Section 35.5: Byzantine-Robust Aggregation

"They sent me twenty numbers and swore that all twenty were honest. I sorted them, looked at the one in the middle, and politely ignored the rest of the argument."
A Median, Refusing to Be Dragged Around by Outliers

Big Picture

The averaging step at the heart of distributed training has a breakdown point of zero: a single malicious worker can move the aggregate as far as it likes, so trustless distribution needs an aggregation rule whose robustness is a tunable fraction of the fleet rather than nothing at all. The previous section showed how a Byzantine worker poisons a run by sending a crafted gradient into the all-reduce. This section is the defense. We replace the mean with estimators that tolerate up to a fraction $f$ of arbitrary, colluding workers: the coordinate-wise median, the trimmed mean, Krum and Multi-Krum, the geometric median, and the layered Bulyan. Each buys a positive breakdown point at a measurable cost in statistical efficiency and compute, and each interacts awkwardly with secure aggregation and with non-IID data. The goal is to make "how many traitors can this fleet survive?" a number you set, not a hope.

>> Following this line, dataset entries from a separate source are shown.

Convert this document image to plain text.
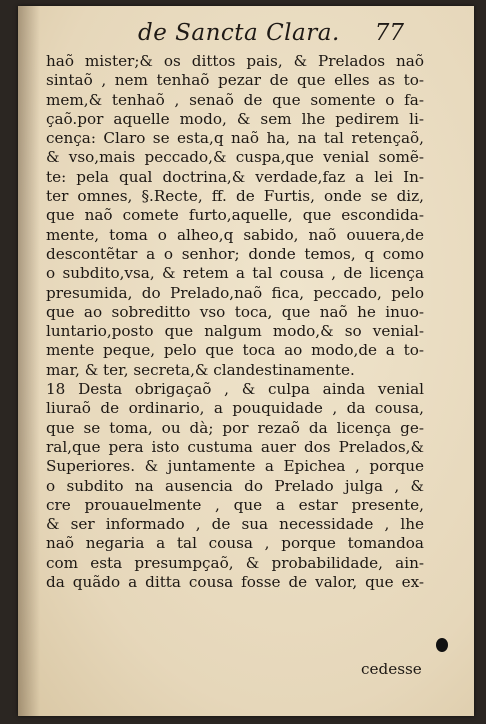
de Sancta Clara. 77
haõ mister;& os dittos pais, & Prelados naõ
sintaõ , nem tenhaõ pezar de que elles as to-
mem,& tenhaõ , senaõ de que somente o fa-
çaõ.por aquelle modo, & sem lhe pedirem li-
cença: Claro se esta,q naõ ha, na tal retençaõ,
& vso,mais peccado,& cuspa,que venial somẽ-
te: pela qual doctrina,& verdade,faz a lei In-
ter omnes, §.Recte, ff. de Furtis, onde se diz,
que naõ comete furto,aquelle, que escondida-
mente, toma o alheo,q sabido, naõ ouuera,de
descontẽtar a o senhor; donde temos, q como
o subdito,vsa, & retem a tal cousa , de licença
presumida, do Prelado,naõ fica, peccado, pelo
que ao sobreditto vso toca, que naõ he inuo-
luntario,posto que nalgum modo,& so venial-
mente peque, pelo que toca ao modo,de a to-
mar, & ter, secreta,& clandestinamente.
18 Desta obrigaçaõ , & culpa ainda venial
liuraõ de ordinario, a pouquidade , da cousa,
que se toma, ou dà; por rezaõ da licença ge-
ral,que pera isto custuma auer dos Prelados,&
Superiores. & juntamente a Epichea , porque
o subdito na ausencia do Prelado julga , &
cre prouauelmente , que a estar presente,
& ser informado , de sua necessidade , lhe
naõ negaria a tal cousa , porque tomandoa
com esta presumpçaõ, & probabilidade, ain-
da quãdo a ditta cousa fosse de valor, que ex-
cedesse
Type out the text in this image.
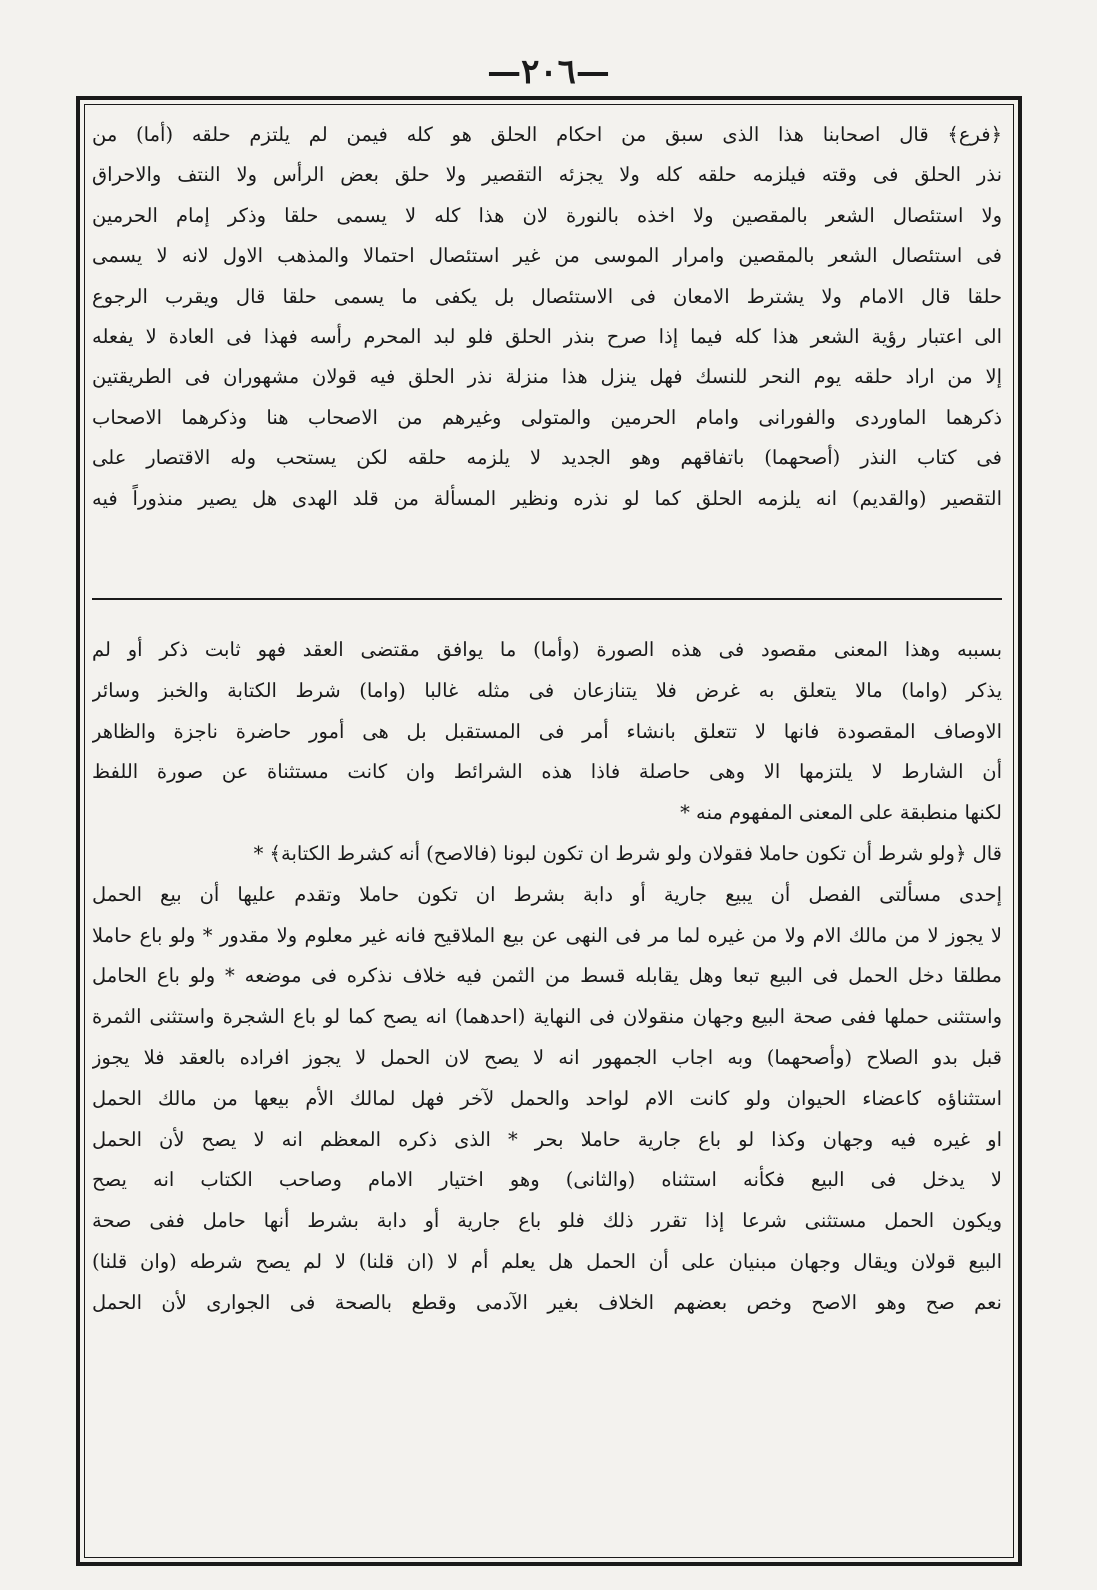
—٢٠٦—
﴿فرع﴾ قال اصحابنا هذا الذى سبق من احكام الحلق هو كله فيمن لم يلتزم حلقه (أما) من
نذر الحلق فى وقته فيلزمه حلقه كله ولا يجزئه التقصير ولا حلق بعض الرأس ولا النتف والاحراق
ولا استئصال الشعر بالمقصين ولا اخذه بالنورة لان هذا كله لا يسمى حلقا وذكر إمام الحرمين
فى استئصال الشعر بالمقصين وامرار الموسى من غير استئصال احتمالا والمذهب الاول لانه لا يسمى
حلقا قال الامام ولا يشترط الامعان فى الاستئصال بل يكفى ما يسمى حلقا قال ويقرب الرجوع
الى اعتبار رؤية الشعر هذا كله فيما إذا صرح بنذر الحلق فلو لبد المحرم رأسه فهذا فى العادة لا يفعله
إلا من اراد حلقه يوم النحر للنسك فهل ينزل هذا منزلة نذر الحلق فيه قولان مشهوران فى الطريقتين
ذكرهما الماوردى والفورانى وامام الحرمين والمتولى وغيرهم من الاصحاب هنا وذكرهما الاصحاب
فى كتاب النذر (أصحهما) باتفاقهم وهو الجديد لا يلزمه حلقه لكن يستحب وله الاقتصار على
التقصير (والقديم) انه يلزمه الحلق كما لو نذره ونظير المسألة من قلد الهدى هل يصير منذوراً فيه
بسببه وهذا المعنى مقصود فى هذه الصورة (وأما) ما يوافق مقتضى العقد فهو ثابت ذكر أو لم
يذكر (واما) مالا يتعلق به غرض فلا يتنازعان فى مثله غالبا (واما) شرط الكتابة والخبز وسائر
الاوصاف المقصودة فانها لا تتعلق بانشاء أمر فى المستقبل بل هى أمور حاضرة ناجزة والظاهر
أن الشارط لا يلتزمها الا وهى حاصلة فاذا هذه الشرائط وان كانت مستثناة عن صورة اللفظ
لكنها منطبقة على المعنى المفهوم منه *
قال ﴿ولو شرط أن تكون حاملا فقولان ولو شرط ان تكون لبونا (فالاصح) أنه كشرط الكتابة﴾ *
إحدى مسألتى الفصل أن يبيع جارية أو دابة بشرط ان تكون حاملا وتقدم عليها أن بيع الحمل
لا يجوز لا من مالك الام ولا من غيره لما مر فى النهى عن بيع الملاقيح فانه غير معلوم ولا مقدور * ولو باع حاملا
مطلقا دخل الحمل فى البيع تبعا وهل يقابله قسط من الثمن فيه خلاف نذكره فى موضعه * ولو باع الحامل
واستثنى حملها ففى صحة البيع وجهان منقولان فى النهاية (احدهما) انه يصح كما لو باع الشجرة واستثنى الثمرة
قبل بدو الصلاح (وأصحهما) وبه اجاب الجمهور انه لا يصح لان الحمل لا يجوز افراده بالعقد فلا يجوز
استثناؤه كاعضاء الحيوان ولو كانت الام لواحد والحمل لآخر فهل لمالك الأم بيعها من مالك الحمل
او غيره فيه وجهان وكذا لو باع جارية حاملا بحر * الذى ذكره المعظم انه لا يصح لأن الحمل
لا يدخل فى البيع فكأنه استثناه (والثانى) وهو اختيار الامام وصاحب الكتاب انه يصح
ويكون الحمل مستثنى شرعا إذا تقرر ذلك فلو باع جارية أو دابة بشرط أنها حامل ففى صحة
البيع قولان ويقال وجهان مبنيان على أن الحمل هل يعلم أم لا (ان قلنا) لا لم يصح شرطه (وان قلنا)
نعم صح وهو الاصح وخص بعضهم الخلاف بغير الآدمى وقطع بالصحة فى الجوارى لأن الحمل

In Section 35.4 we watched one compromised worker take over a training run by submitting a gradient that the coordinator dutifully averaged into the model. The mechanism was not a software bug; it was the aggregation rule. Standard data-parallel training and federated learning both combine worker updates by averaging them, the exact identity that made distribution painless in Section 1.1 and that returns as gradient all-reduce in Chapter 15 and as FedAvg in Chapter 14. The average is exact, cheap, and catastrophically fragile: it trusts every contributor equally. Once we drop the assumption that every worker is honest, the threat model of Section 35.3 forces a different question. Not "what is the mean of these updates?" but "what is a value that the honest majority would endorse, no matter what the rest send?" That question has a classical answer in robust statistics, and porting it onto the fleet is the subject of this section.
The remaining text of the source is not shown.